I could actually hear his voice.
Link Posted: 12/11/2010 8:17:49 AM EDT
Not sure. I'd like to see which way sugerbear goes on this one before I cast my vote.
Link Posted: 12/11/2010 8:21:32 AM EDT
After reading the wikipedia article about it, I'm in favor of it.
Link Posted: 12/11/2010 8:22:01 AM EDT
I feel like I over use it, but I'm not going to stop.
Link Posted: 12/11/2010 8:22:10 AM EDT
From The Times:
... highlights of his global tour include encounters with Nelson Mandela, an 800-year-old demigod and a dildo collector.


An Oxford Comma would fix that right up. I always use them.

I also follow the technical/British style of punctuation around quotes: if it is part of the quote, I include it inside the quotations marks; otherwise I leave it outside. The President's English calls for punctuation to always be inside the quotes.

And two spaces after a sentence stop. Yes, advanced typography can do a proper "wide space", but that isn't universal and I really don't care for auto-correct WYSIWYG features like that.
Link Posted: 12/11/2010 8:27:41 AM EDT
I prefer the ampersand actually..
Link Posted: 12/11/2010 8:27:44 AM EDT
Originally Posted By Subnet:
Okay, I Googled it. I'm in favor of it.

It better matches the spoken cadence of sentences, and it sometimes resolves ambiguity.



COMMA SPLICE!!!
Link Posted: 12/11/2010 8:29:26 AM EDT
Always
Link Posted: 12/11/2010 8:31:00 AM EDT
Originally Posted By HardShell:



I know we have a quite few grammar sticklers here.

I just wondered if any are as dogmatic as I tend to be WRT the Oxford comma.

Thanks.





It enhances clarity, which is a strong argument for always using it. We no longer manually set type, so it costs nothing to use it. Use it.
Link Posted: 12/11/2010 8:34:52 AM EDT
I use it. Just seems natural.
Link Posted: 12/11/2010 8:37:47 AM EDT
[Last Edit: 12/11/2010 8:38:07 AM EDT by corwin1968]
Link Posted: 12/11/2010 8:37:59 AM EDT
I always use it.
Link Posted: 12/11/2010 8:38:05 AM EDT
Absolutely.

Link Posted: 12/11/2010 8:42:47 AM EDT
It was beaten in to me all through school. So I try and use it.
Link Posted: 12/11/2010 8:43:48 AM EDT
I think I have been able to deduce that this thread is about the debate between whether the word and" before the last item listed in a series serves as a replacement for the comma, or should be in addition to the comma. Am I on track?

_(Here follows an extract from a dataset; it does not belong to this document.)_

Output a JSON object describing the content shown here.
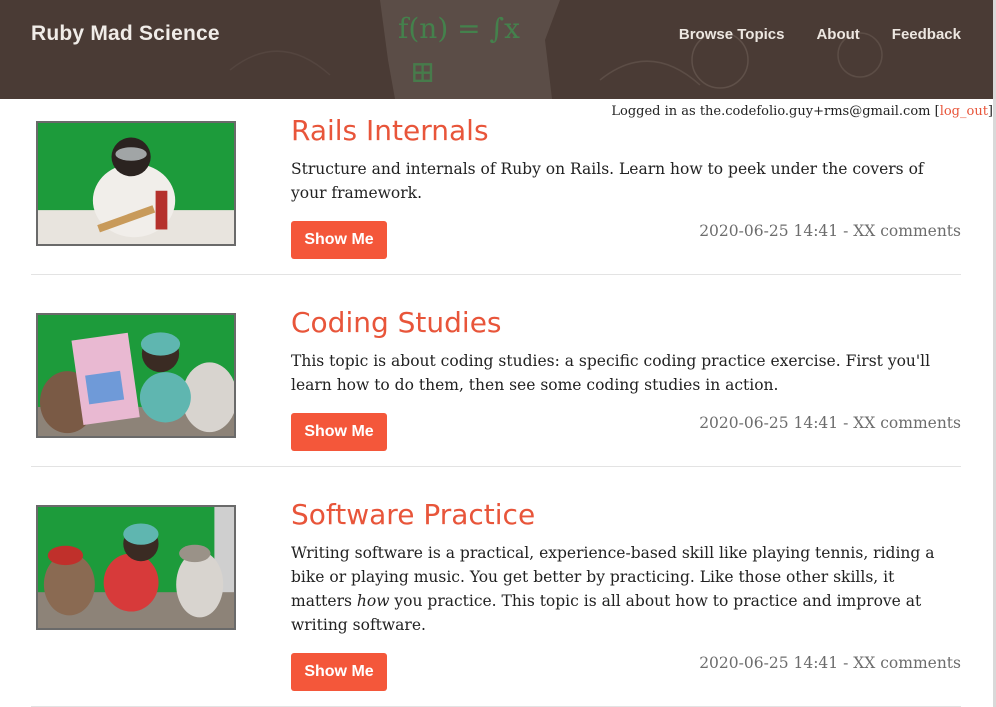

He eats, shoots and leaves.

Versus...

He eats, shoots, and leaves.

Of course, all as opposed to: He eats shoots and leaves. That is right out.

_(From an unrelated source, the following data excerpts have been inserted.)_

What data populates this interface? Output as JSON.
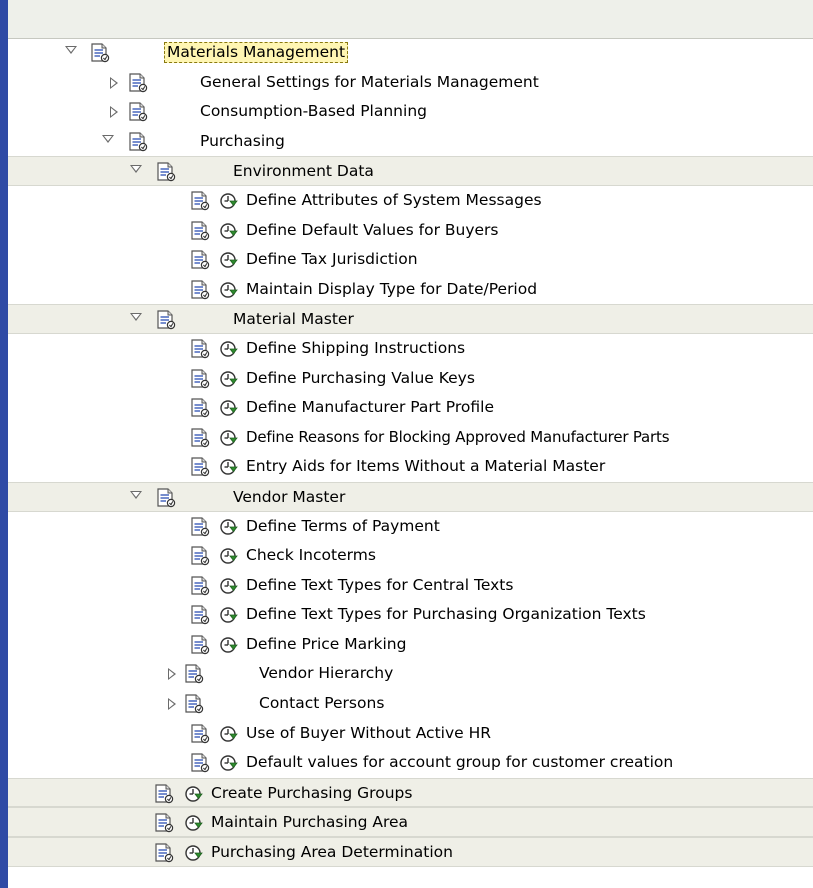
{
  "tree": {
    "root": {
      "label": "Materials Management"
    },
    "general_settings": {
      "label": "General Settings for Materials Management"
    },
    "consumption_planning": {
      "label": "Consumption-Based Planning"
    },
    "purchasing": {
      "label": "Purchasing"
    },
    "environment_data": {
      "label": "Environment Data",
      "items": [
        "Define Attributes of System Messages",
        "Define Default Values for Buyers",
        "Define Tax Jurisdiction",
        "Maintain Display Type for Date/Period"
      ]
    },
    "material_master": {
      "label": "Material Master",
      "items": [
        "Define Shipping Instructions",
        "Define Purchasing Value Keys",
        "Define Manufacturer Part Profile",
        "Define Reasons for Blocking Approved Manufacturer Parts",
        "Entry Aids for Items Without a Material Master"
      ]
    },
    "vendor_master": {
      "label": "Vendor Master",
      "items_a": [
        "Define Terms of Payment",
        "Check Incoterms",
        "Define Text Types for Central Texts",
        "Define Text Types for Purchasing Organization Texts",
        "Define Price Marking"
      ],
      "vendor_hierarchy": "Vendor Hierarchy",
      "contact_persons": "Contact Persons",
      "items_b": [
        "Use of Buyer Without Active HR",
        "Default values for account group for customer creation"
      ]
    },
    "purchasing_items": [
      "Create Purchasing Groups",
      "Maintain Purchasing Area",
      "Purchasing Area Determination"
    ]
  },
  "colors": {
    "window_border": "#2f4aa5",
    "header_band": "#eef0ea",
    "row_shade": "#efefe7",
    "selection": "#fff6b3",
    "execute_icon_green": "#2e8b2e"
  },
  "icons": {
    "node_doc": "documentation-icon",
    "execute": "execute-clock-icon",
    "expanded": "triangle-down-icon",
    "collapsed": "triangle-right-icon"
  }
}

I like the comma together with the "and." I agree it often provides added clarity.

Link Posted: 12/11/2010 8:45:37 AM EDT
I use it. I cannot find a reason against it.

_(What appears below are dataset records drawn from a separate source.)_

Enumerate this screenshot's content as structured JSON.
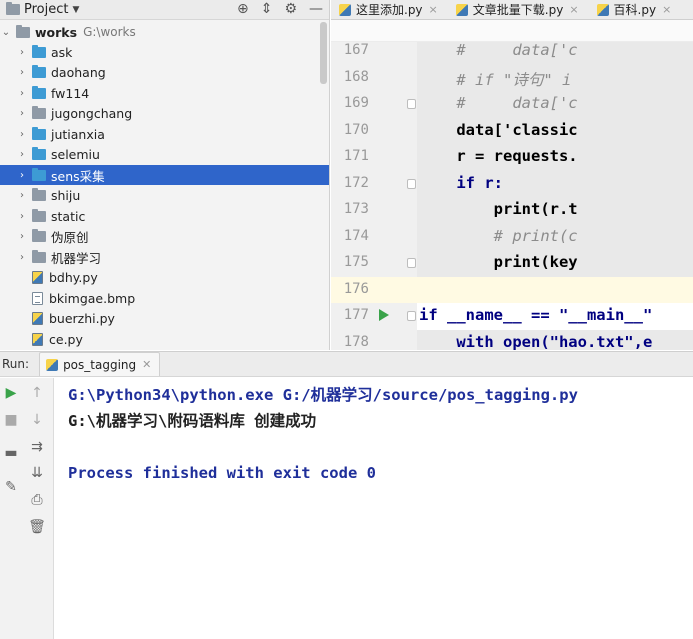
{
  "project_panel": {
    "title": "Project",
    "root": {
      "name": "works",
      "path": "G:\\works"
    },
    "items": [
      {
        "label": "ask",
        "kind": "folder",
        "color": "blue"
      },
      {
        "label": "daohang",
        "kind": "folder",
        "color": "blue"
      },
      {
        "label": "fw114",
        "kind": "folder",
        "color": "blue"
      },
      {
        "label": "jugongchang",
        "kind": "folder",
        "color": "grey"
      },
      {
        "label": "jutianxia",
        "kind": "folder",
        "color": "blue"
      },
      {
        "label": "selemiu",
        "kind": "folder",
        "color": "blue"
      },
      {
        "label": "sens采集",
        "kind": "folder",
        "color": "blue",
        "selected": true
      },
      {
        "label": "shiju",
        "kind": "folder",
        "color": "grey"
      },
      {
        "label": "static",
        "kind": "folder",
        "color": "grey"
      },
      {
        "label": "伪原创",
        "kind": "folder",
        "color": "grey"
      },
      {
        "label": "机器学习",
        "kind": "folder",
        "color": "grey"
      },
      {
        "label": "bdhy.py",
        "kind": "py"
      },
      {
        "label": "bkimgae.bmp",
        "kind": "img"
      },
      {
        "label": "buerzhi.py",
        "kind": "py"
      },
      {
        "label": "ce.py",
        "kind": "py"
      }
    ]
  },
  "editor": {
    "tabs": [
      {
        "label": "这里添加.py"
      },
      {
        "label": "文章批量下载.py"
      },
      {
        "label": "百科.py"
      }
    ],
    "lines": [
      {
        "no": "167",
        "text": "    #     data['c"
      },
      {
        "no": "168",
        "text": "    # if \"诗句\" i"
      },
      {
        "no": "169",
        "text": "    #     data['c"
      },
      {
        "no": "170",
        "text": "    data['classic"
      },
      {
        "no": "171",
        "text": "    r = requests."
      },
      {
        "no": "172",
        "text": "    if r:"
      },
      {
        "no": "173",
        "text": "        print(r.t"
      },
      {
        "no": "174",
        "text": "        # print(c"
      },
      {
        "no": "175",
        "text": "        print(key"
      },
      {
        "no": "176",
        "text": ""
      },
      {
        "no": "177",
        "text": "if __name__ == \"__main__\""
      },
      {
        "no": "178",
        "text": "    with open(\"hao.txt\",e"
      }
    ]
  },
  "run": {
    "label": "Run:",
    "tab": "pos_tagging",
    "console": [
      "G:\\Python34\\python.exe G:/机器学习/source/pos_tagging.py",
      "G:\\机器学习\\附码语料库 创建成功",
      "",
      "Process finished with exit code 0"
    ]
  },
  "colors": {
    "selection": "#2f65ca",
    "keyword": "#000080",
    "string": "#008080",
    "comment": "#8c8c8c",
    "console_cmd": "#1f2f9a"
  }
}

Posted Via AR15.Com Mobile
Link Posted: 12/11/2010 8:46:05 AM EDT
I try to use it. Grammer was never a strong thing for me.
Link Posted: 12/11/2010 8:49:03 AM EDT
I use it. I was taught to use it way back in the day. Sometimes when I'm reading a list of things ("A, B and C"), I occasionally think that B and C are to be treated as a single element. I don't have that problem when you say "A, B, and C."
Link Posted: 12/11/2010 8:50:36 AM EDT
I don't need it, I don't want it, I think it's an affront to civilized grammar, and I will have no part of it.
Link Posted: 12/11/2010 8:51:02 AM EDT
Originally Posted By pavlovwolf:
Well, if you ask me, I would say that I'm in favor, as it does help to alleviate the problems that some readers have in knowing when to pause, especially as it relates to dialogue.
Agree. Also, when I was a child we were taught to use a comma before "and & but". Today, I rarely see that. Another thing that is recently acceptable is to begin a sentence with "But".

Link Posted: 12/11/2010 8:51:11 AM EDT

Originally Posted By zeekh:
I try to use it. Grammer was never a strong thing for me.

No shit!
Link Posted: 12/11/2010 8:58:39 AM EDT
It tightens my colon.
Link Posted: 12/11/2010 9:00:22 AM EDT
[Last Edit: 12/11/2010 9:00:31 AM EDT by KILLERB6]
Only on ARFCOM GD, could we entertain ourselves this much, with a comma.